Although the above issues are caused by external interference, there is also a degree of blame which should be placed on the government’s policy. Unlike most other nations, Turkey’s leader Tayeb Erdogan controls the central bank rather than it acting independently. He recently cemented his influence by appointing his son-in-law as minister of finance. Aside from the issues with his approach of relaxed regulation, Erdogan’s initiatives are not successfully combatting the issues with the economy. In a time where the government needs foreign investment, the central bank’s restrictions on foreign currency liquidity make it hard to hedge exposure to the ever-weakening lira. Thus while it does stop the number of short-sellers involved in the economy, it could prove to be disastrous if investors continue to lose interest.
Another issue which Erdogan is very firm on is not hiking interest rates to reduce inflation and spending, perhaps he has become overly accustomed to unprecedented growth. He prefers to lower borrowing costs to reduce fuel cost and continue expansion. However, what he may fail to realise is that the more uncontrollably the economy grows the more violently it will collapse. Even increasing interest rates may prove ineffective as evidenced by Argentina’s inability to stop the decline of the Peso despite increasing interest rates to 60%. Could this be another case of too little too late? Only time will tell how Turkey will handle this crisis.
The decline of Lira has been both gradual and immediate. Of course, we could blame President Trump but it seems that this excuse is one which is thrown around too liberally nowadays.

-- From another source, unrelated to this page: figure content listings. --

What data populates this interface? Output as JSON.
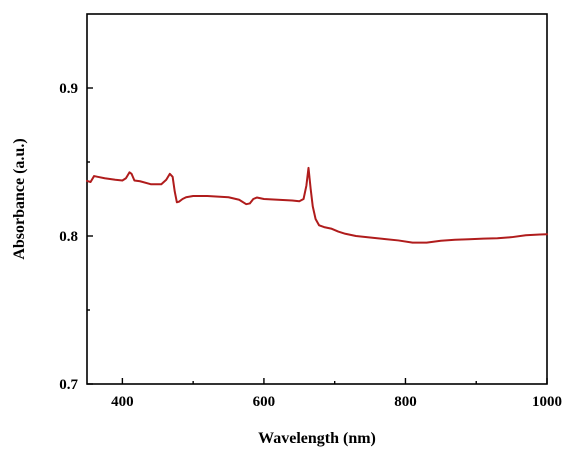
{
  "chart_data": {
    "type": "line",
    "title": "",
    "xlabel": "Wavelength (nm)",
    "ylabel": "Absorbance (a.u.)",
    "xlim": [
      350,
      1000
    ],
    "ylim": [
      0.7,
      0.95
    ],
    "x_major_ticks": [
      400,
      600,
      800,
      1000
    ],
    "x_major_tick_labels": [
      "400",
      "600",
      "800",
      "1000"
    ],
    "x_minor_ticks": [
      500,
      700,
      900
    ],
    "y_major_ticks": [
      0.7,
      0.8,
      0.9
    ],
    "y_major_tick_labels": [
      "0.7",
      "0.8",
      "0.9"
    ],
    "y_minor_ticks": [
      0.75,
      0.85
    ],
    "grid": false,
    "legend": "none",
    "line_color": "#b01c1c",
    "series": [
      {
        "x": [
          350,
          355,
          360,
          365,
          375,
          390,
          400,
          405,
          410,
          413,
          417,
          425,
          440,
          455,
          462,
          467,
          471,
          474,
          477,
          480,
          485,
          490,
          500,
          520,
          550,
          565,
          575,
          580,
          585,
          590,
          600,
          620,
          640,
          650,
          656,
          660,
          663,
          666,
          669,
          673,
          678,
          685,
          695,
          705,
          715,
          730,
          750,
          770,
          790,
          810,
          830,
          850,
          870,
          890,
          910,
          930,
          950,
          970,
          990,
          1000
        ],
        "y": [
          0.8372,
          0.8365,
          0.8405,
          0.84,
          0.839,
          0.838,
          0.8375,
          0.839,
          0.843,
          0.842,
          0.8375,
          0.837,
          0.835,
          0.835,
          0.838,
          0.842,
          0.84,
          0.83,
          0.8228,
          0.8232,
          0.825,
          0.8262,
          0.827,
          0.827,
          0.8262,
          0.8245,
          0.8215,
          0.822,
          0.825,
          0.826,
          0.825,
          0.8245,
          0.824,
          0.8235,
          0.825,
          0.834,
          0.846,
          0.832,
          0.82,
          0.8115,
          0.8072,
          0.806,
          0.805,
          0.803,
          0.8015,
          0.8,
          0.799,
          0.798,
          0.797,
          0.7955,
          0.7955,
          0.7968,
          0.7975,
          0.7978,
          0.7982,
          0.7985,
          0.7992,
          0.8005,
          0.801,
          0.8012
        ]
      }
    ]
  }
}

The gun was loaded far before Trump came along and pulled the trigger. In fact, the lion’s share of the blame for the Lira’s decline is to be placed on the government’s policies. It seems to be a well-established rule now that unregulated and abnormal growth inevitably leads to disastrous outcomes (see The Big Short). In fact the colloquialism ‘the bigger they are the harder they fall’ rings all too true for Turkey’s current crisis. There is a lesson to be learned here, but it is not one that is new by any stretch of the imagination. Whether it is the tale of ‘Icarus’ or the ‘Tortoise and the Hare’ we as people have known for a long time that manageable and sustainable success is better than booming uncontrollable growth. Yet the eagerness of developing countries to reach new heights blinds governments from these facts and Turkey seems to be the latest casualty of this zeal. Only time will tell how and when the Lira will recover from its current troubles and if Erdogan will learn from this failure.